Your summer date with Dvořák
Dvořák Slavonic Dance Opus 46, number 8
Dvořák Serenade for Strings
Dvořák Symphony No 7 in D minor
Dvořák’s Symphony No 7 has a couple of stories linked to it. Commissioned by the Philharmonic Society of England to conduct a series of concerts in London, he responded with this symphony and conducted its premiere in St James Hall on 22 April 1885. It was one of eight visits he made to England to conduct his own music and which led to success here before he achieved it in Germany and Austria. However, it is also said that his publisher failed to send a financial advance for the work, upon which Dvořák complained that a bad potato harvest had left him in need of money upfront. Apparently the publisher took his revenge by “Germanising” Dvořák’s first name on the first published edition.

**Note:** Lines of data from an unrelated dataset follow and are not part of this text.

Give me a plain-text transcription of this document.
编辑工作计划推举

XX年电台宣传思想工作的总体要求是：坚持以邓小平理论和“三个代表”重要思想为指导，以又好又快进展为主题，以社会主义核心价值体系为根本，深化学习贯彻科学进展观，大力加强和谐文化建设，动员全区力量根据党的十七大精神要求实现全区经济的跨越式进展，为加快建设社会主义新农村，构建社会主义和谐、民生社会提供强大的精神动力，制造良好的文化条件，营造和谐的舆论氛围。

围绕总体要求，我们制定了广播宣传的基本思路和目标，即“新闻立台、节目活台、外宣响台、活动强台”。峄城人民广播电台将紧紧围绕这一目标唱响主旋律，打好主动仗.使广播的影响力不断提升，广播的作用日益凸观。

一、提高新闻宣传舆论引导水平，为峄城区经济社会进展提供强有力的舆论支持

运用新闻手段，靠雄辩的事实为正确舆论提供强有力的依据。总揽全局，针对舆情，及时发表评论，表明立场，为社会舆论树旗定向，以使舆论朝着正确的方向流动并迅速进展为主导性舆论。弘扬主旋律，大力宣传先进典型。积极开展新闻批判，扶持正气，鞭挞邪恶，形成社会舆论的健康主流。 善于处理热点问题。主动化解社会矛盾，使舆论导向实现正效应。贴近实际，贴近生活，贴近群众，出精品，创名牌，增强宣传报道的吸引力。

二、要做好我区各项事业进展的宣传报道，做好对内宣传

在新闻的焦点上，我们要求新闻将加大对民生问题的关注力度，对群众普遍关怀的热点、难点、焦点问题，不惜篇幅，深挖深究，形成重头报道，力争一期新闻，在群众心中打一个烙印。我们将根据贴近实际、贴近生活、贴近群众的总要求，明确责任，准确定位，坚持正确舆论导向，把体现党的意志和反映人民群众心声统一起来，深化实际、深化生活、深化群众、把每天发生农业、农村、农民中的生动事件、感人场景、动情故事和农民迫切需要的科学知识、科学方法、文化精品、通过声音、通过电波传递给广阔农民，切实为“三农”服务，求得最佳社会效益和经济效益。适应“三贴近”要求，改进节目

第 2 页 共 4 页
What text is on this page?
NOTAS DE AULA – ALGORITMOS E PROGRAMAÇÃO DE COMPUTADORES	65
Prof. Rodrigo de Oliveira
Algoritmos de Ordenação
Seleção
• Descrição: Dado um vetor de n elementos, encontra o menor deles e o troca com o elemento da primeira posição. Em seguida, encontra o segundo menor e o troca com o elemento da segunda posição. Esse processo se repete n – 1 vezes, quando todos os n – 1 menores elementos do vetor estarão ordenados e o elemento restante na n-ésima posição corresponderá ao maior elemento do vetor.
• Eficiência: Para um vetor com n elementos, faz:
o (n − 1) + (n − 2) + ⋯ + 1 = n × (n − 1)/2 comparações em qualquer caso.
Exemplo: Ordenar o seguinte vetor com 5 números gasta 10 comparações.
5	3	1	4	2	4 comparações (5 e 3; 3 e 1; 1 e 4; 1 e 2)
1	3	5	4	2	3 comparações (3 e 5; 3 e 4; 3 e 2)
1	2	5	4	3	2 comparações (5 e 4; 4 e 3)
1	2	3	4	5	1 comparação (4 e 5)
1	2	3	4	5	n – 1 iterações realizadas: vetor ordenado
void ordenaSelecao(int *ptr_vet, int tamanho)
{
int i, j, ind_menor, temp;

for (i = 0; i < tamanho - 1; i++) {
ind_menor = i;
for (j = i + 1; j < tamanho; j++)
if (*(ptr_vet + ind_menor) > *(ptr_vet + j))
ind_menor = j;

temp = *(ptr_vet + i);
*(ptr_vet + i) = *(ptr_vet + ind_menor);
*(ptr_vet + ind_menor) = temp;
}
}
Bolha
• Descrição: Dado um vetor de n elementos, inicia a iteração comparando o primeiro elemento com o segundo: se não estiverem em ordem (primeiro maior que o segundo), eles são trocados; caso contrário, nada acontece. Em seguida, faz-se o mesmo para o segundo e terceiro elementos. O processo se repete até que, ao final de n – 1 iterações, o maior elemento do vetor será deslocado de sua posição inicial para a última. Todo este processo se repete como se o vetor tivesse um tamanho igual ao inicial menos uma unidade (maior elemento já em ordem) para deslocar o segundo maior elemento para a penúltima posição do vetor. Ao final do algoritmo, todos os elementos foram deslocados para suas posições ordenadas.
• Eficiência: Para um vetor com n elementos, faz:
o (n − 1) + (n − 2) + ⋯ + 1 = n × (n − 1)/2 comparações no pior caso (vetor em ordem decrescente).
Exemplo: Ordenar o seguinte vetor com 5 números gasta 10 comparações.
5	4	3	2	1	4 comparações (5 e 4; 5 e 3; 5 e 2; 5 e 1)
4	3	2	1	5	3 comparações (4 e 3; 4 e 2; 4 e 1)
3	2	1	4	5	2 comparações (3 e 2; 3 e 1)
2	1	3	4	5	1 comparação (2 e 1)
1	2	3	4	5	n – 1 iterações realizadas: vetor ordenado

The concert also includes two earlier works. The Serenade for Strings was composed in 1875, the year in which his first son was born and a year in which he did not win the Austrian State for composition. (He was successful in 1874, 1876 and 1877!) Brahms, who had been on the judging panel, introduced Dvořák to his own publisher, Fritz Simrock. The Slavonic Dances, composed in 1878, were originally written for piano duets but later orchestrated at the request of Simrock. They were an immediate and international success, with German sheet music shops selling out of the dances of the “hitherto …unknown composer”. Simrock requested another set of dances from Dvořák, which were equally successful when published in 1886 as his opus 72.